De aanvraag tot herziening was gebaseerd op een nieuwe verklaring van het slachtoffer, waarin zij stelde dat de aanvrager haar niet had mishandeld. De Hoge Raad oordeelde echter dat het Hof al bekend was met eerdere verklaringen van het slachtoffer, waarin zij ook had aangegeven dat zij niet was mishandeld. De Hoge Raad concludeerde dat de nieuwe verklaring geen nieuwe feiten of omstandigheden opleverde die het onderzoek op de terechtzitting zouden hebben beïnvloed.

De Hoge Raad heeft de aanvraag tot herziening afgewezen, omdat de aangevoerde nieuwe verklaring niet als een gegeven kon worden beschouwd dat bij het onderzoek op de terechtzitting niet bekend was. De beslissing van het Hof werd bevestigd, en de aanvraag werd als kennelijk ongegrond beschouwd. De uitspraak benadrukt het belang van de consistentie van getuigenverklaringen en de rol van de rechter in het beoordelen van bewijs.

Uitspraak

HOGE RAAD DER NEDERLANDEN
STRAFKAMER
Nummer19/03357 H
Datum12 november 2019
ARREST
op een aanvraag tot herziening van een in kracht van gewijsde gegaan arrest van het Gerechtshof Den Haag van 17 november 2017, nummer 22/004984-16, ingediend door J.W.H. Peters, advocaat te Amersfoort,
namens
[aanvrager],
geboren te [geboorteplaats] op [geboortedatum] 1985,
hierna: de aanvrager.

1.De uitspraak waarvan herziening is gevraagd

Het Hof heeft het vonnis van de Rechtbank bevestigd, behalve wat betreft de opgelegde gevangenisstraf en de motivering daarvan.

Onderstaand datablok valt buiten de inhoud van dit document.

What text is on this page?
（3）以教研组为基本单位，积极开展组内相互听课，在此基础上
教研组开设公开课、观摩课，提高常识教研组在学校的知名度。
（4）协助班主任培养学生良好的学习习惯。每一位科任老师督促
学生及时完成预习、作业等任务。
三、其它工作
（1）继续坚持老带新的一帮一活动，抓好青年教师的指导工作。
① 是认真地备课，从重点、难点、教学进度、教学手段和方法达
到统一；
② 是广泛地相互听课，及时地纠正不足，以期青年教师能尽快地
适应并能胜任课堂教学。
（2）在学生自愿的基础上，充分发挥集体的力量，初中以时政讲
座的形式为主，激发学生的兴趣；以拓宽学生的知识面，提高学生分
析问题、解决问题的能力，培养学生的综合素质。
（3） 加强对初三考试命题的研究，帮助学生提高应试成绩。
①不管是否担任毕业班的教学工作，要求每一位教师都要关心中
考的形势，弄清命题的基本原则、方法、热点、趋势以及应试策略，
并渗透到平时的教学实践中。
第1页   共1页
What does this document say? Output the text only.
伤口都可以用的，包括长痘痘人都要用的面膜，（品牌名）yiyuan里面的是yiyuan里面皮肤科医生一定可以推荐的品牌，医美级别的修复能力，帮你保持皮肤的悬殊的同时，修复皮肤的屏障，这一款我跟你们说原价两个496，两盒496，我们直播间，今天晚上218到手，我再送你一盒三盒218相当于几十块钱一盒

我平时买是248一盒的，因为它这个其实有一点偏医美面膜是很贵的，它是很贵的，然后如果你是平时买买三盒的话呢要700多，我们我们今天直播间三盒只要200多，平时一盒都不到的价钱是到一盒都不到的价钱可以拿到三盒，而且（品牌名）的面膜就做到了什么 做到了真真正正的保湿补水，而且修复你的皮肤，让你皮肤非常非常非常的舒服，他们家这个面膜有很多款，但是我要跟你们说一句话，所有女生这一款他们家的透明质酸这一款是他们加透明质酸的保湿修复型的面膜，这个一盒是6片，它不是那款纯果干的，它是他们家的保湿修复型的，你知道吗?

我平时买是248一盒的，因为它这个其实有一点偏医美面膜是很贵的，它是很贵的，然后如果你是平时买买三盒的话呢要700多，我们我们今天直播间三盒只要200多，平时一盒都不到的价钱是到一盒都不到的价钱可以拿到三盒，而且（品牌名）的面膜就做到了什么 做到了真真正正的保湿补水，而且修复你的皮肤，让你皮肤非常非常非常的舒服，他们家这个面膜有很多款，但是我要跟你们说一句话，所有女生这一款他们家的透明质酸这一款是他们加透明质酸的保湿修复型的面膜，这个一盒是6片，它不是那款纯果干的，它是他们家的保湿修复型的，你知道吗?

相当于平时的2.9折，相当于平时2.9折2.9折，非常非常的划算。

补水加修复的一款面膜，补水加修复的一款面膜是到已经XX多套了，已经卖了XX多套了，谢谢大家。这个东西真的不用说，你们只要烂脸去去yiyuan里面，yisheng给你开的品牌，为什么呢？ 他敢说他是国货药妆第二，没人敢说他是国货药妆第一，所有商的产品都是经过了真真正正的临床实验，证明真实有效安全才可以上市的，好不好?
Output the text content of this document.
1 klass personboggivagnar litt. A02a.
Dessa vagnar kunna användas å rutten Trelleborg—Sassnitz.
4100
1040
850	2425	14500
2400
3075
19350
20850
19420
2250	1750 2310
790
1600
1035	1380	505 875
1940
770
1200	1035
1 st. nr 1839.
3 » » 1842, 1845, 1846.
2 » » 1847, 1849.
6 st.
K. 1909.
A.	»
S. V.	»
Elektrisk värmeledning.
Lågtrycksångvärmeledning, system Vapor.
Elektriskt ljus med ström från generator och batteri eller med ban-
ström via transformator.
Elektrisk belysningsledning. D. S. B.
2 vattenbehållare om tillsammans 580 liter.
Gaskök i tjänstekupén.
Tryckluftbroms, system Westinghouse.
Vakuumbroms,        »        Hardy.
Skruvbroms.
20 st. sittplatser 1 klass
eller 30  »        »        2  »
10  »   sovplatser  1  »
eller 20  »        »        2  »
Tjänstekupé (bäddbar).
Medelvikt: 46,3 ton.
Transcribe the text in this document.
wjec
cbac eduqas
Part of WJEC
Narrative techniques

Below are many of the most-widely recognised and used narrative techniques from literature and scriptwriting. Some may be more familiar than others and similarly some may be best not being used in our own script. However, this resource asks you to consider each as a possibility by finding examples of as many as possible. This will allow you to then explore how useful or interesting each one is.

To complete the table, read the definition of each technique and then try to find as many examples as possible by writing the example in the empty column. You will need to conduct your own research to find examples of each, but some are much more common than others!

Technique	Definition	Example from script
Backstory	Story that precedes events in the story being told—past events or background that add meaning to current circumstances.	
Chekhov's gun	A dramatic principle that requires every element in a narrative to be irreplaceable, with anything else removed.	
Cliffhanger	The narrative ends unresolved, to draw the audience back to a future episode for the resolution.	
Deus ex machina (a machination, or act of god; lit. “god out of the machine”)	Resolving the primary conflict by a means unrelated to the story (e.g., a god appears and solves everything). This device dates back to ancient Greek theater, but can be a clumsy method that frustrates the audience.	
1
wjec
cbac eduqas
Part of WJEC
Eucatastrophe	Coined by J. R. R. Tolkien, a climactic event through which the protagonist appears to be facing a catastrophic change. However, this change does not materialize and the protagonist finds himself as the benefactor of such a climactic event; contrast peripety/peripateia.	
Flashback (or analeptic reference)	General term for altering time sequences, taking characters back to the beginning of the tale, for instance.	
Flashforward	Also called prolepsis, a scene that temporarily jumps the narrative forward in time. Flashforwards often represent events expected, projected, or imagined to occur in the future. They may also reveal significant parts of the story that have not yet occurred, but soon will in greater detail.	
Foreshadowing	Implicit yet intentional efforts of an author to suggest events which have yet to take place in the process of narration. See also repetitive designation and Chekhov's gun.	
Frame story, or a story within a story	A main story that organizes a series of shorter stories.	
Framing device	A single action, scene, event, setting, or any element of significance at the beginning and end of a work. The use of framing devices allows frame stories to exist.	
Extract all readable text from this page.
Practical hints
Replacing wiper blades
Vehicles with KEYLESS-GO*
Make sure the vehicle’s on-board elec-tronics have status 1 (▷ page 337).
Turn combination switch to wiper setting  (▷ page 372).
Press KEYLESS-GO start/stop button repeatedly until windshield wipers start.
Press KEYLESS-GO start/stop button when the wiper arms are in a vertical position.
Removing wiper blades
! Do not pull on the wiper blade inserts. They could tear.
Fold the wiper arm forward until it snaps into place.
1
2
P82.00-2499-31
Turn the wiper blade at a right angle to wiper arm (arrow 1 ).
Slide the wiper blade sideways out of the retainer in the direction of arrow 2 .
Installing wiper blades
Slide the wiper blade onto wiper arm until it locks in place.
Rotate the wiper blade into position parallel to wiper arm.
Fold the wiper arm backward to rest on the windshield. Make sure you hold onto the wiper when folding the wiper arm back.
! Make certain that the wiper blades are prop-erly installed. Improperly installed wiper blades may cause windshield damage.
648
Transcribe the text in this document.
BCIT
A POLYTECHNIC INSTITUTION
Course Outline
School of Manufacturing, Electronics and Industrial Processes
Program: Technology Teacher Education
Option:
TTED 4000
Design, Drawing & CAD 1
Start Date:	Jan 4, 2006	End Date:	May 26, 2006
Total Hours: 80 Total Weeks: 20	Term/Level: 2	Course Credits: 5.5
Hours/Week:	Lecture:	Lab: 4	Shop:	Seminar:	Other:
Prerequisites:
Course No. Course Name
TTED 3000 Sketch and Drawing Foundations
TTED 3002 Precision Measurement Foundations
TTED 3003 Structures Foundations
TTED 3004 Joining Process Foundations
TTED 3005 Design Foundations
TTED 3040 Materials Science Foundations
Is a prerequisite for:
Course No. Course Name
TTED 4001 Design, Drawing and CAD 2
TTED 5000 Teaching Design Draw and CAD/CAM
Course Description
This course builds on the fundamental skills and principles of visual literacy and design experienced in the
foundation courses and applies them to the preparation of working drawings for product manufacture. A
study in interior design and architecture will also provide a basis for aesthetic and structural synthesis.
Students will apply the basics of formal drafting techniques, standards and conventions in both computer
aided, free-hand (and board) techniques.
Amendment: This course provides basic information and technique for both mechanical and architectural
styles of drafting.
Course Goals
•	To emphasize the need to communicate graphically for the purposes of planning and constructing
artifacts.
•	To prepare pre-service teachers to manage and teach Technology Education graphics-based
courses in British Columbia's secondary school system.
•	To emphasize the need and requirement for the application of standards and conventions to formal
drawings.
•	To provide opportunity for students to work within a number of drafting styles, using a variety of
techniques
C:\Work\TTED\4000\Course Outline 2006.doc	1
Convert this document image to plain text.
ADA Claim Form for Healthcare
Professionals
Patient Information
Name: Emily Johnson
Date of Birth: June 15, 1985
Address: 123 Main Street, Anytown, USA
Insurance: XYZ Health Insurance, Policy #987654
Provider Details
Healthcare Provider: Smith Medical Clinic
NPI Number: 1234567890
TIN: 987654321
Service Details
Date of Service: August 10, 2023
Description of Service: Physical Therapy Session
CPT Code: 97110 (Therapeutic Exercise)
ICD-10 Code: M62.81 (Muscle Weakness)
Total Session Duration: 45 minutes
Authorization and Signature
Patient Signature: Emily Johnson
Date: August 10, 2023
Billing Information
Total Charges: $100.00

Het Hof heeft de aanvrager ter zake van “mishandeling” veroordeeld tot een gevangenisstraf van zes weken, waarvan drie weken voorwaardelijk met een proeftijd van twee jaren.

2.De aanvraag tot herziening

De aanvraag tot herziening is aan dit arrest gehecht en maakt daarvan deel uit.

3.Bewezenverklaring en bewijsvoering

3.1
Ten laste van de aanvrager is bewezenverklaard dat:
“hij op 16 december 2015 te Rotterdam [slachtoffer] heeft mishandeld door haar meermalen (met kracht) te slaan en te trappen tegen het lichaam.”
3.2
Het door het Hof in zoverre bevestigde vonnis van de Rechtbank houdt ten aanzien van de bewezenverklaring onder meer het volgende in:
“[slachtoffer] verklaart door de verdachte te zijn mishandeld 1) op 16 december 2015 op het moment dat de politie ter plaatse komt nadat zij een melding hebben gekregen 2) op 17 december 2015 rond 3:30 uur als zij wordt verhoord in het ziekenhuis en 3) op 18 december 2015 om 8.15 uur als zij door de politie wordt verhoord. (...) Het gegeven dat [slachtoffer] ter zitting eerst (op 6 april 2016) verklaart dat zij niet is mishandeld en vandaag (24 oktober 2016) dat zij er helemaal niets meer van weet, maakt dit oordeel niet anders. Op basis van het voorgaande acht de politierechter wettig en overtuigend bewezen dat de verdachte op 16 december 2015 [slachtoffer] heeft mishandeld.”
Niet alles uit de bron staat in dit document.